Allowing Ledbetter to proceed with her claim under these circumstances would also run contrary to Title VII’s “integrated, multistep, enforcement procedure.” The short EEOC filing deadline reflects Congress’ intent to encourage prompt resolution of employment discrimination claims through voluntary conciliation and cooperation. The brief filing deadline also protects employers from being forced to defend stale claims of discrimination made several years after the circumstantial evidence typically associated with such claims has disappeared.

The Ledbetter decision will significantly affect pay discrimination claims brought under Title VII. Although the decision is strictly limited to Title VII pay discrimination claims, it is not restricted to pay discrimination claims brought by women. Indeed, Ledbetter will apply to all pay discrimination claims brought pursuant to Title VII by anyone belonging to a protected class. Notably, the Supreme Court indicated that the framework for analyzing pay discrimination claims brought under the Equal Pay Act of 1963, the Fair Labor Standards Act, and the National Labor Relations Act should remain unchanged.
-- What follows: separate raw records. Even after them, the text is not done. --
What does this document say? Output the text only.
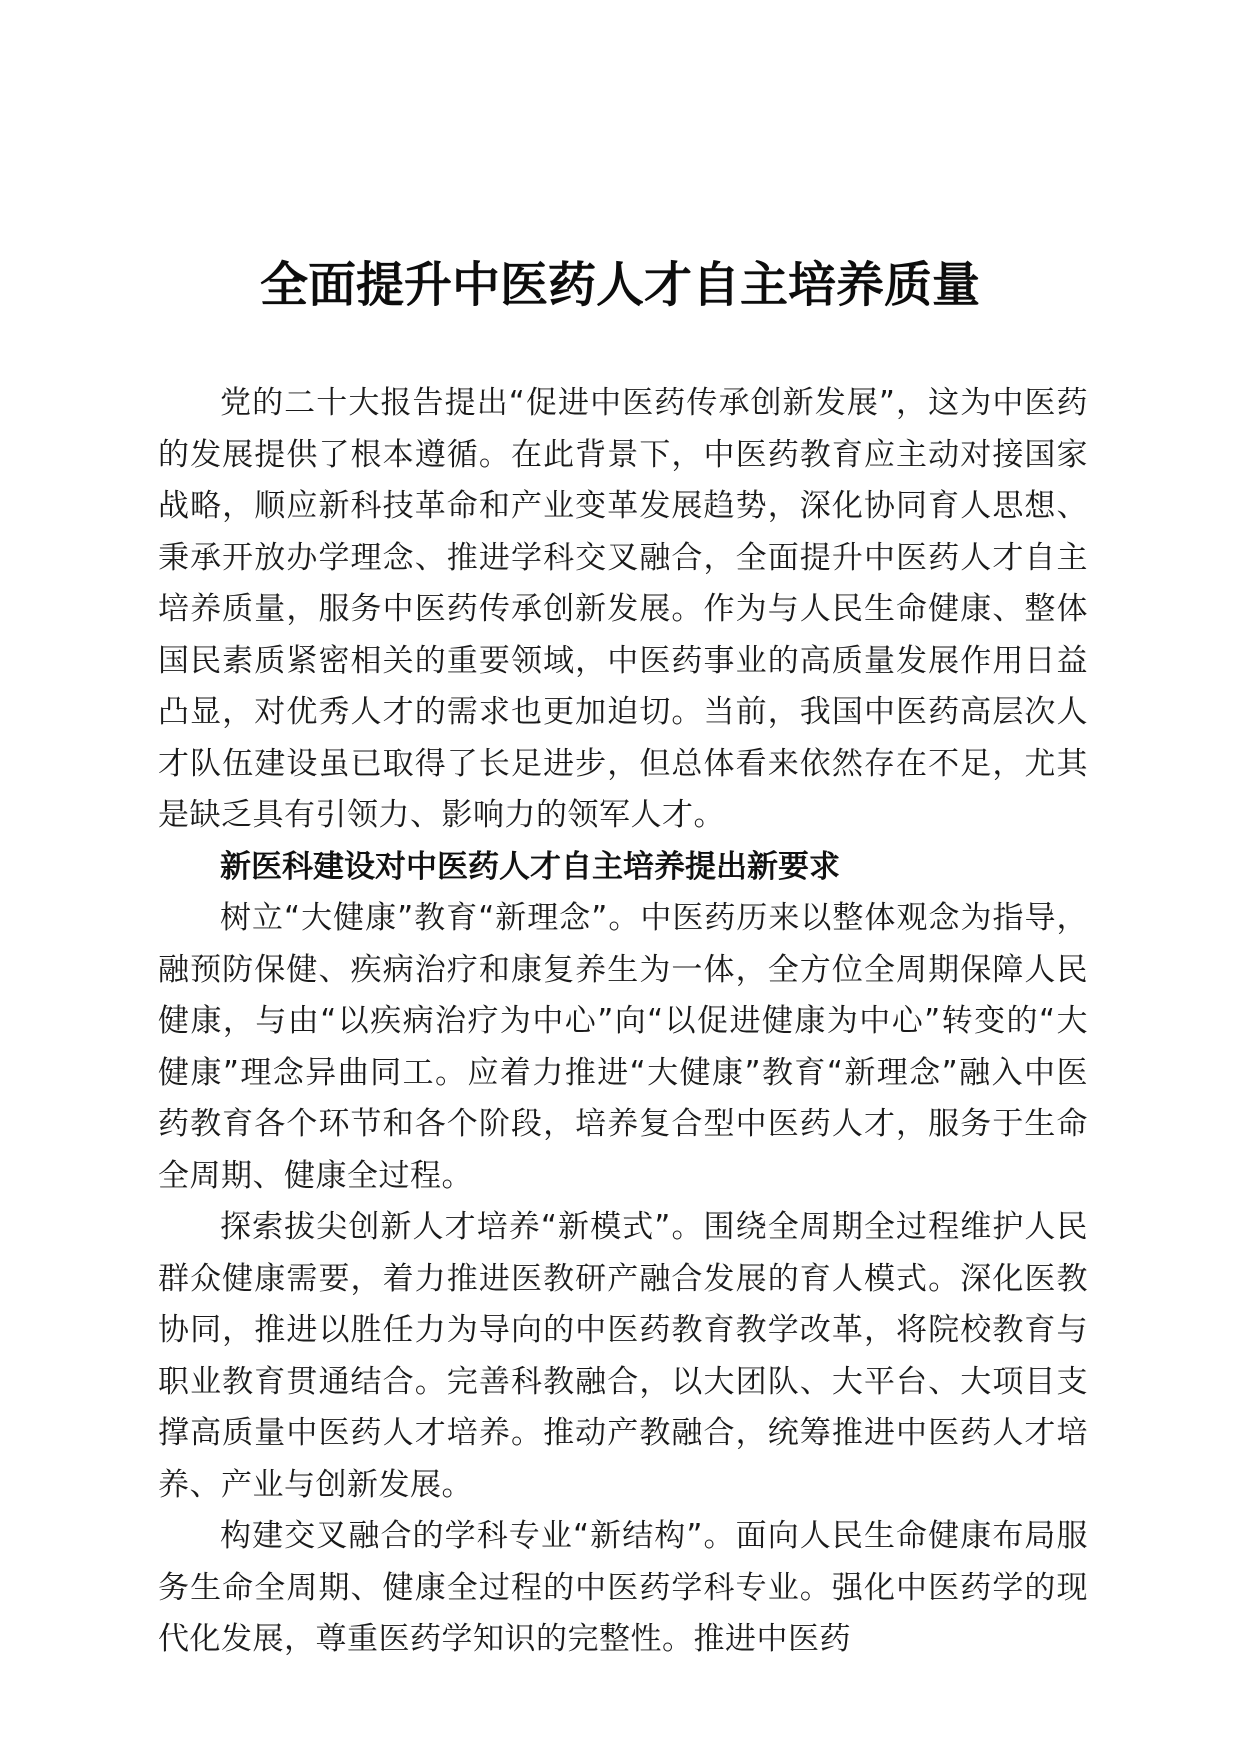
全面提升中医药人才自主培养质量

党的二十大报告提出“促进中医药传承创新发展”，这为中医药的发展提供了根本遵循。在此背景下，中医药教育应主动对接国家战略，顺应新科技革命和产业变革发展趋势，深化协同育人思想、秉承开放办学理念、推进学科交叉融合，全面提升中医药人才自主培养质量，服务中医药传承创新发展。作为与人民生命健康、整体国民素质紧密相关的重要领域，中医药事业的高质量发展作用日益凸显，对优秀人才的需求也更加迫切。当前，我国中医药高层次人才队伍建设虽已取得了长足进步，但总体看来依然存在不足，尤其是缺乏具有引领力、影响力的领军人才。

新医科建设对中医药人才自主培养提出新要求

树立“大健康”教育“新理念”。中医药历来以整体观念为指导，融预防保健、疾病治疗和康复养生为一体，全方位全周期保障人民健康，与由“以疾病治疗为中心”向“以促进健康为中心”转变的“大健康”理念异曲同工。应着力推进“大健康”教育“新理念”融入中医药教育各个环节和各个阶段，培养复合型中医药人才，服务于生命全周期、健康全过程。

探索拔尖创新人才培养“新模式”。围绕全周期全过程维护人民群众健康需要，着力推进医教研产融合发展的育人模式。深化医教协同，推进以胜任力为导向的中医药教育教学改革，将院校教育与职业教育贯通结合。完善科教融合，以大团队、大平台、大项目支撑高质量中医药人才培养。推动产教融合，统筹推进中医药人才培养、产业与创新发展。

构建交叉融合的学科专业“新结构”。面向人民生命健康布局服务生命全周期、健康全过程的中医药学科专业。强化中医药学的现代化发展，尊重医药学知识的完整性。推进中医药
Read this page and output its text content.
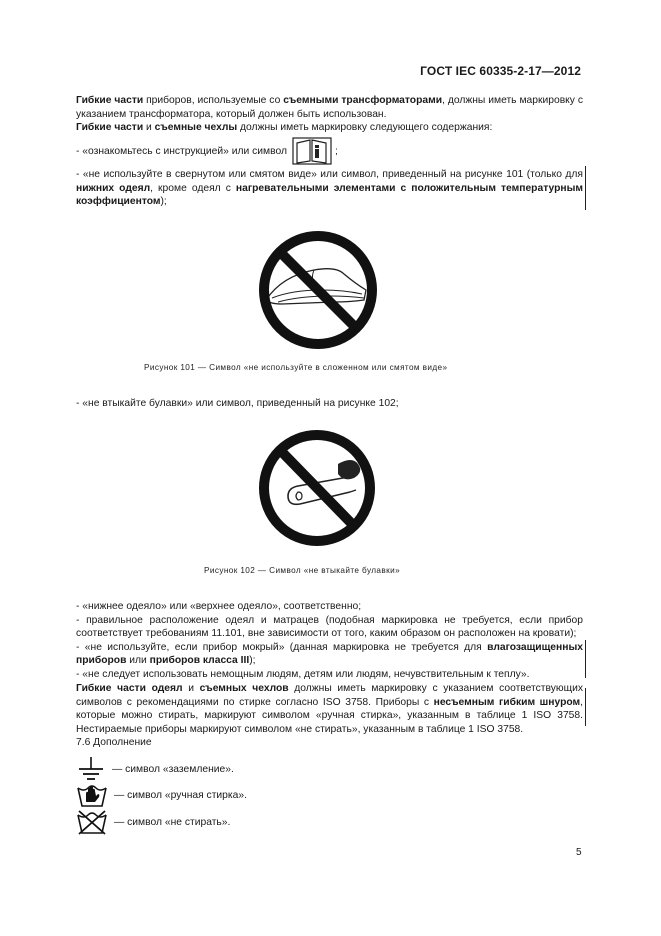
ГОСТ IEC 60335-2-17—2012

Гибкие части приборов, используемые со съемными трансформаторами, должны иметь маркировку с указанием трансформатора, который должен быть использован.

Гибкие части и съемные чехлы должны иметь маркировку следующего содержания:

- «ознакомьтесь с инструкцией» или символ	;

- «не используйте в свернутом или смятом виде» или символ, приведенный на рисунке 101 (только для нижних одеял, кроме одеял с нагревательными элементами с положительным температурным коэффициентом);

Рисунок 101 — Символ «не используйте в сложенном или смятом виде»

- «не втыкайте булавки» или символ, приведенный на рисунке 102;

Рисунок 102 — Символ «не втыкайте булавки»

- «нижнее одеяло» или «верхнее одеяло», соответственно;

- правильное расположение одеял и матрацев (подобная маркировка не требуется, если прибор соответствует требованиям 11.101, вне зависимости от того, каким образом он расположен на кровати);

- «не используйте, если прибор мокрый» (данная маркировка не требуется для влагозащищенных приборов или приборов класса III);

- «не следует использовать немощным людям, детям или людям, нечувствительным к теплу».

Гибкие части одеял и съемных чехлов должны иметь маркировку с указанием соответствующих символов с рекомендациями по стирке согласно ISO 3758. Приборы с несъемным гибким шнуром, которые можно стирать, маркируют символом «ручная стирка», указанным в таблице 1 ISO 3758. Нестираемые приборы маркируют символом «не стирать», указанным в таблице 1 ISO 3758.

7.6 Дополнение

— символ «заземление».
— символ «ручная стирка».
— символ «не стирать».
5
Further, this decision will make it extremely difficult for plaintiffs to prove a claim of pay discrimination which occurs over a period of several years, unless they are able to discover pay disparities consistently and avail themselves of the EEOC’s remedies immediately. Pay disparities often occur, as they did in Ledbetter’s case, in small increments, and cause to suspect that a discriminatory practice has occurred may only develop slowly over time. More importantly, employers usually keep comparative pay information confidential, thus preventing an employee receiving unequal pay from ever suspecting that he/she is entitled to judicial intervention.

Unless, or until, Congress answers Justice Ginsburg’s plea in her dissenting opinion calling for legislation that will effectively overturn the majority’s opinion, employers will enjoy a brief period of fortification from plaintiffs’ claims of pay discrimination under Title VII based solely on the effects of discriminatory decisions made years earlier. However, employers will by no means be immune from pay discrimination claims. Indeed, plaintiffs still have other federal and state statutes at their disposal to redress their pay discrimination grievances.